Bantuan KJP Plus dirancang secara inklusif untuk menanggung dana personal bulanan siswa serta tambahan dana bagi mereka yang menempuh pendidikan di sekolah swasta.
Total sasaran program ini mencakup berbagai jenjang, mulai dari tingkat dasar hingga pendidikan kesetaraan atau PKBM. Kehadiran dana ini diharapkan mampu menjaga daya beli masyarakat terhadap kebutuhan perlengkapan sekolah sekaligus mencegah angka putus sekolah di wilayah Jakarta.

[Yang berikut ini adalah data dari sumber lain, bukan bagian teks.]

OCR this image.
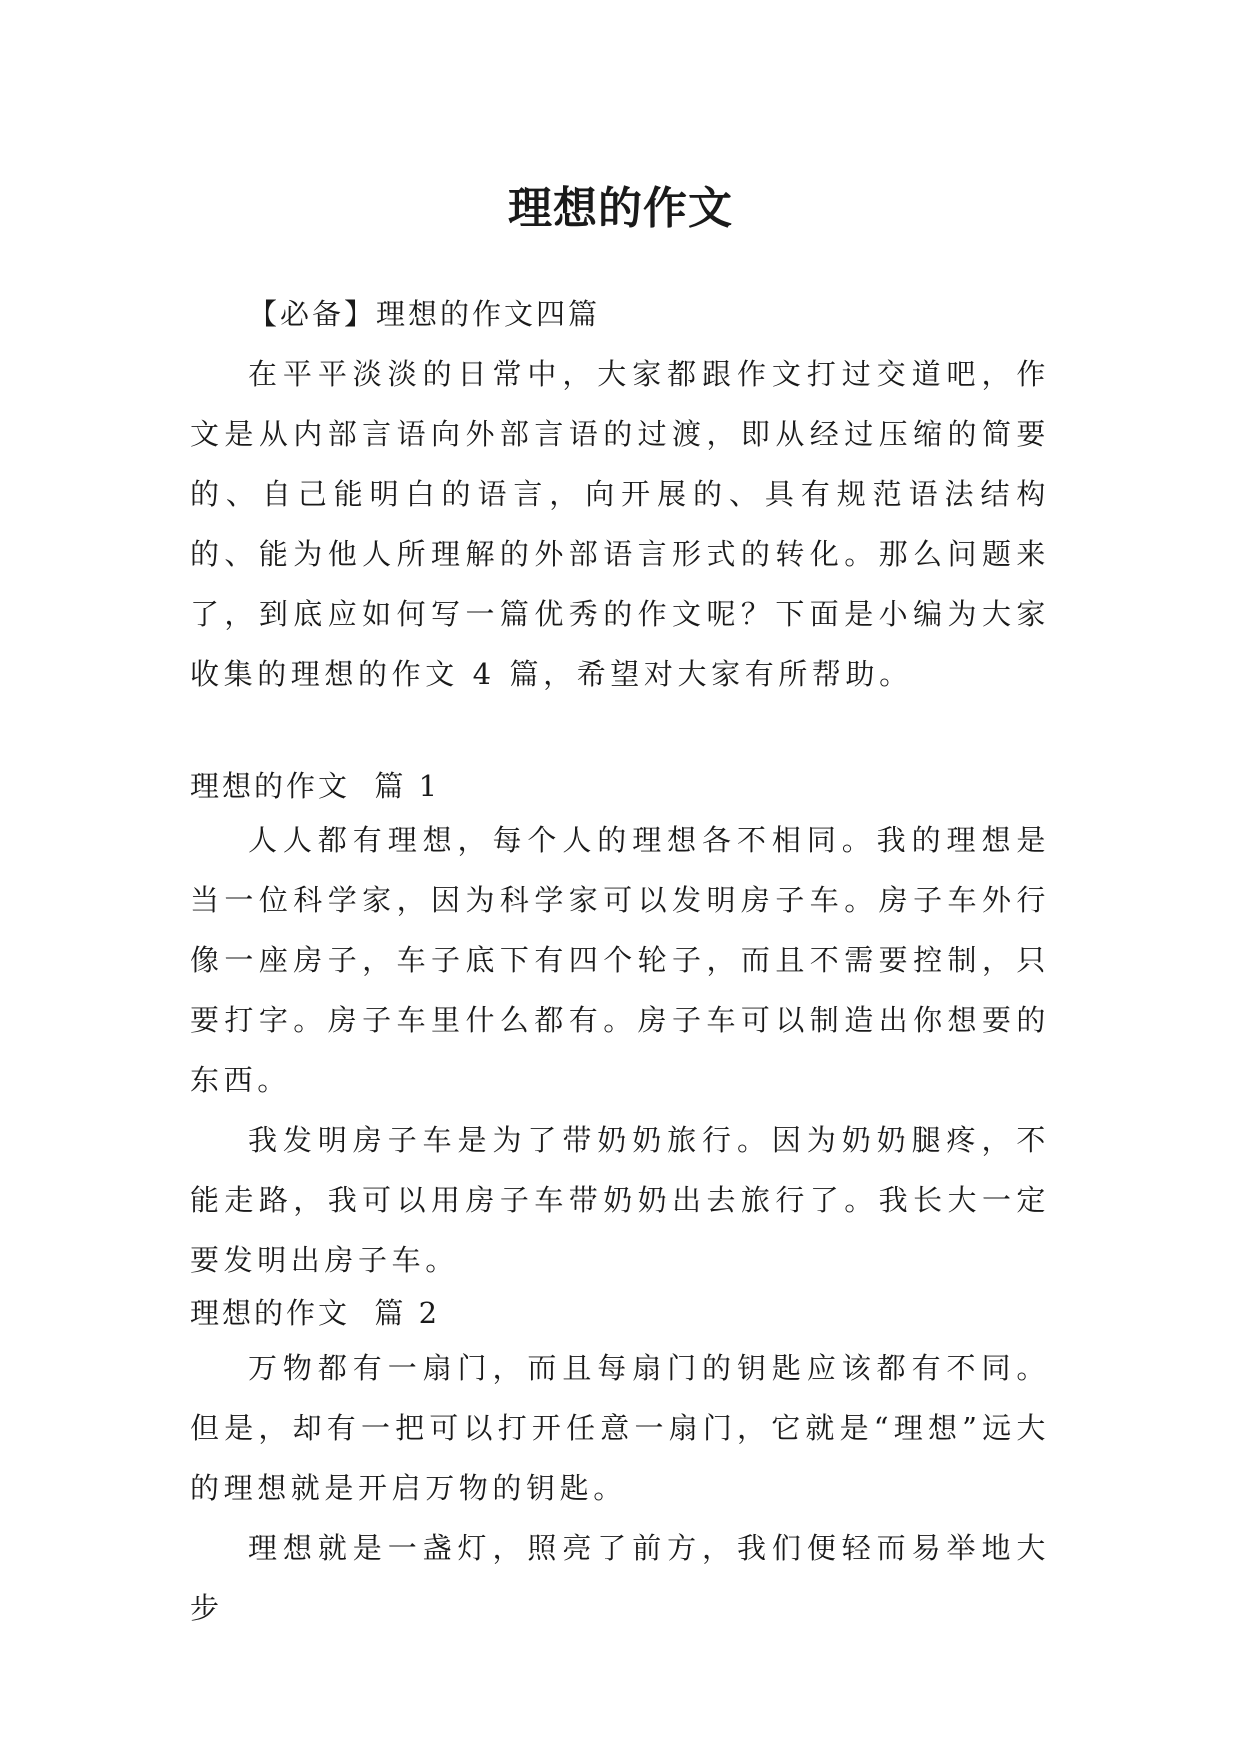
理想的作文

【必备】理想的作文四篇

在平平淡淡的日常中，大家都跟作文打过交道吧，作文是从内部言语向外部言语的过渡，即从经过压缩的简要的、自己能明白的语言，向开展的、具有规范语法结构的、能为他人所理解的外部语言形式的转化。那么问题来了，到底应如何写一篇优秀的作文呢？下面是小编为大家收集的理想的作文 4 篇，希望对大家有所帮助。

理想的作文  篇 1

人人都有理想，每个人的理想各不相同。我的理想是当一位科学家，因为科学家可以发明房子车。房子车外行像一座房子，车子底下有四个轮子，而且不需要控制，只要打字。房子车里什么都有。房子车可以制造出你想要的东西。

我发明房子车是为了带奶奶旅行。因为奶奶腿疼，不能走路，我可以用房子车带奶奶出去旅行了。我长大一定要发明出房子车。

理想的作文  篇 2

万物都有一扇门，而且每扇门的钥匙应该都有不同。但是，却有一把可以打开任意一扇门，它就是“理想”远大的理想就是开启万物的钥匙。

理想就是一盏灯，照亮了前方，我们便轻而易举地大步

“Untuk jadwal resmi pencairan dana KJP Plus pada 2026 nanti, masyarakat dapat memantau secara berkala melalui media sosial resmi Instagram milik Pemprov DKI Jakarta dan portal website resmi guna mendapatkan informasi yang tervalidasi,” rilis laporan administrasi pendidikan DKI.
Berdasarkan rincian teknisnya, siswa jenjang SD/SDLB/MI akan menerima dana personal sebesar Rp250 ribu per bulan. Untuk jenjang menengah, siswa SMP menerima Rp300 ribu, sementara siswa SMA dan SMK masing-masing mendapatkan Rp420 ribu dan Rp450 ribu per bulan.
Bagi peserta didik di sekolah swasta, pemerintah daerah juga menyediakan tambahan biaya SPP yang bervariasi antara Rp130 ribu hingga Rp290 ribu, tergantung pada tingkatan sekolah masing-masing guna meringankan beban finansial orang tua di awal semester baru.